Ok people this is the deal. I have a 1964 GTO Convertible with no engine or transmission, I know a guy selling a 68 400 out of a GTO for about $1200.00. I also want to get a 65-66 Tri Power set up. Do you guys think that I should go this route or look for a 389?


----------



## Rukee (Feb 8, 2007)

I would for now, no-one would know it's a 400 unless you told them, and you could always get your money back for the GTO 400 if and when you find a `64 389.


----------



## auburnconsulting (Nov 3, 2008)

agree with rukee. that way you can enjoy your car now and if you find one later you can switch if need be. had a freind who's brother has money he bought copo cars and removed the engines. always putting in replacement engine. he said this was to ensure if he missed a shift he did not ruin the value of the car yet still be able to enjoy his investment. he never did miss a shift though, shifted late sometimes but did not miss.


----------



## geeteeohguy (Feb 2, 2008)

A '68 400 is a better engineered engine than the '64 389, even though it's not "correct". 1200 is cheap for a running goat motor....I would jump on it and not look back.


----------



## 1964covdreamcar (May 27, 2009)

Thanks you guys, I think I will get the GTO 400. Does anyone know a good place to find a Tri-power set up?
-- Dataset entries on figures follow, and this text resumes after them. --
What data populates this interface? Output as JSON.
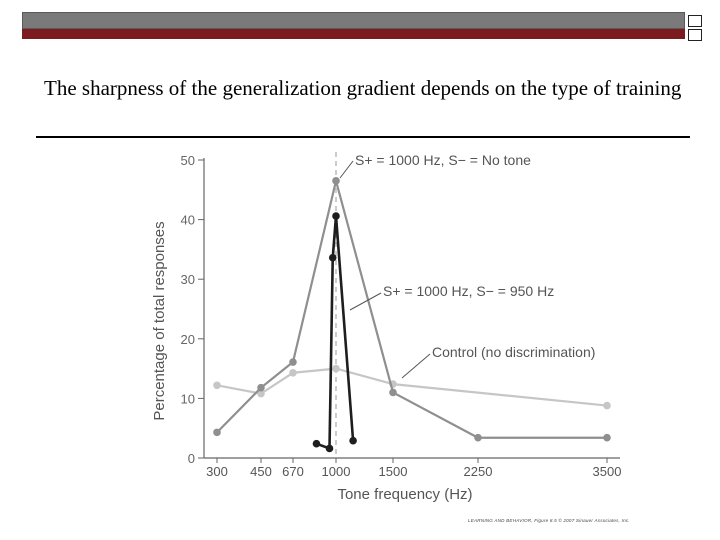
{
  "slide": {
    "title": "The sharpness of the generalization gradient depends on the type of training",
    "credit": "LEARNING AND BEHAVIOR, Figure 8.5 © 2007 Sinauer Associates, Inc."
  },
  "chart_data": {
    "type": "line",
    "title": "",
    "xlabel": "Tone frequency (Hz)",
    "ylabel": "Percentage of total responses",
    "x_ticks": [
      "300",
      "450",
      "670",
      "1000",
      "1500",
      "2250",
      "3500"
    ],
    "y_ticks": [
      0,
      10,
      20,
      30,
      40,
      50
    ],
    "ylim": [
      0,
      50
    ],
    "grid": false,
    "reference_line_at": "1000",
    "series": [
      {
        "name": "Control (no discrimination)",
        "color": "#c6c6c6",
        "points": [
          {
            "x": "300",
            "y": 12.2
          },
          {
            "x": "450",
            "y": 10.8
          },
          {
            "x": "670",
            "y": 14.3
          },
          {
            "x": "1000",
            "y": 15.0
          },
          {
            "x": "1500",
            "y": 12.4
          },
          {
            "x": "3500",
            "y": 8.8
          }
        ]
      },
      {
        "name": "S+ = 1000 Hz, S− = No tone",
        "color": "#8f8f8f",
        "points": [
          {
            "x": "300",
            "y": 4.3
          },
          {
            "x": "450",
            "y": 11.8
          },
          {
            "x": "670",
            "y": 16.1
          },
          {
            "x": "1000",
            "y": 46.5
          },
          {
            "x": "1500",
            "y": 11.0
          },
          {
            "x": "2250",
            "y": 3.4
          },
          {
            "x": "3500",
            "y": 3.4
          }
        ]
      },
      {
        "name": "S+ = 1000 Hz, S− = 950 Hz",
        "color": "#1e1e1e",
        "points": [
          {
            "x": "850",
            "y": 2.4
          },
          {
            "x": "950",
            "y": 1.6
          },
          {
            "x": "975",
            "y": 33.6
          },
          {
            "x": "1000",
            "y": 40.6
          },
          {
            "x": "1150",
            "y": 2.9
          }
        ]
      }
    ]
  }
}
I live in Washington State....


----------



## Rukee (Feb 8, 2007)

E-bay, craigs list, heming's, thepartsplace...


----------



## Pontiachris (Oct 30, 2009)

definately go for the 400 if the car doesnt have its original motor its the perfect opportunity to play around go for the 400 keep 389 badging and run a tri power youl have the advantage of the original looks with more power best of both worlds plus you found a great deal for a 400


----------